I came here today to find out the answer to the same questions.. great thread OP!

I haven't used water in a very long time, never had issues with temp. control especially using an ATC (pitmaster IQ). However, this past weekend I cooked a brisket and the cool, windy air made the cooker go through quite a bit of lump. Even worse though, by bark was really dry.. even after I foiled. Perhaps I waited too long to foil. It's very dry lately.. lots of static electricity in the house.. not enough humidity. I'm thinking a water pan (filled with water) could have helped..
 
Never use water here, pan foiled then filled 3/4 with sand gravel mix and then foiled on top. Which is what I remove for a clean up. Used to use water in my old electic smoker and found even then that it made no difference in my cooks. Just my experience
 
I don't use water because I don't like the extra clean up. Several overnight smokes on my 22.5 wsm.
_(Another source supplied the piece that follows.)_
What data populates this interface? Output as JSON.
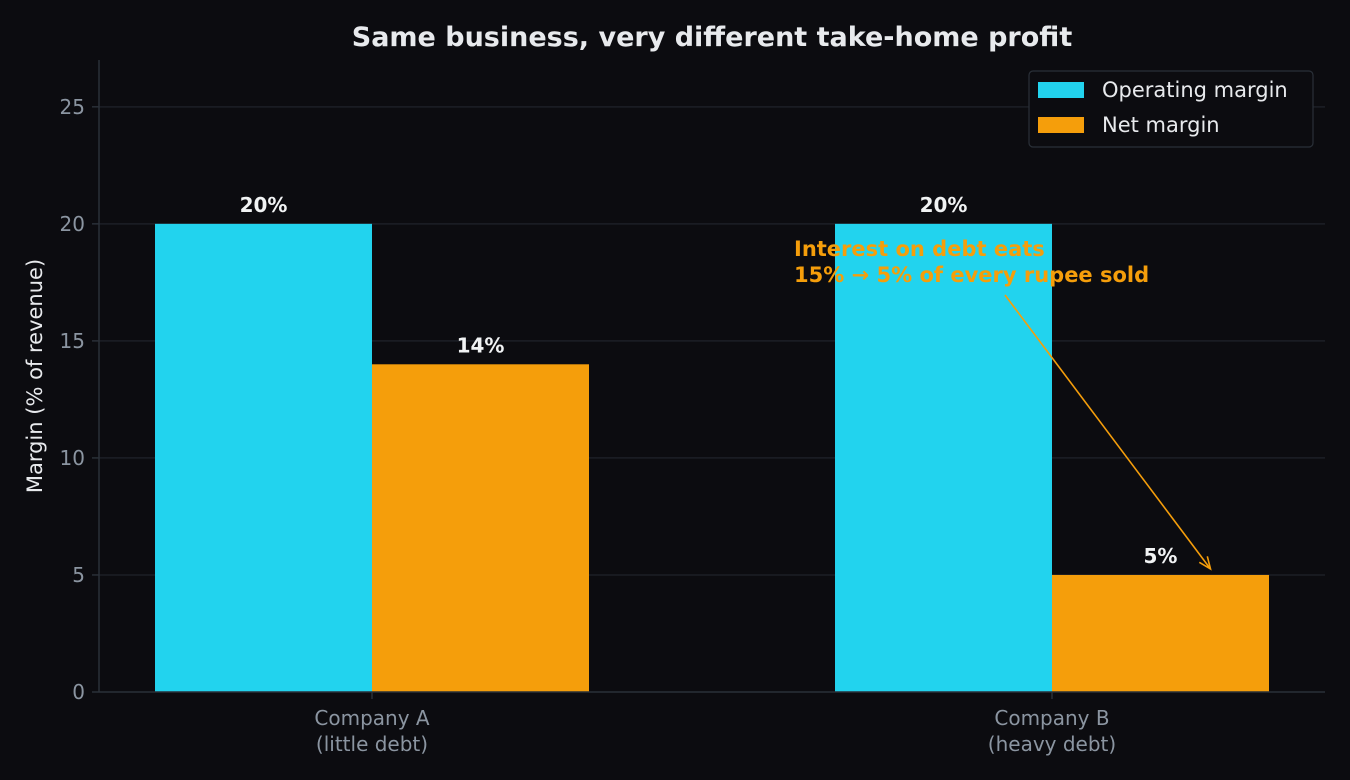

Fill with unlit to the brim and I add about 10 fully lit to that. assemble the smoker, add the meat, wait till the temp settles in around where I want it and go to sleep. the maverick is in the living room because I aint getting up anyway because I don't care to loose sleep. When I do get up, when I want to, the temp is always close to what I wanted. Now I don't know the temperature fluctuations that took place overnight but the meat always turns out fine but based on what I observe on my daytime cooks the fluctuations are minimal anyway. Just cook, don't worry and have fun.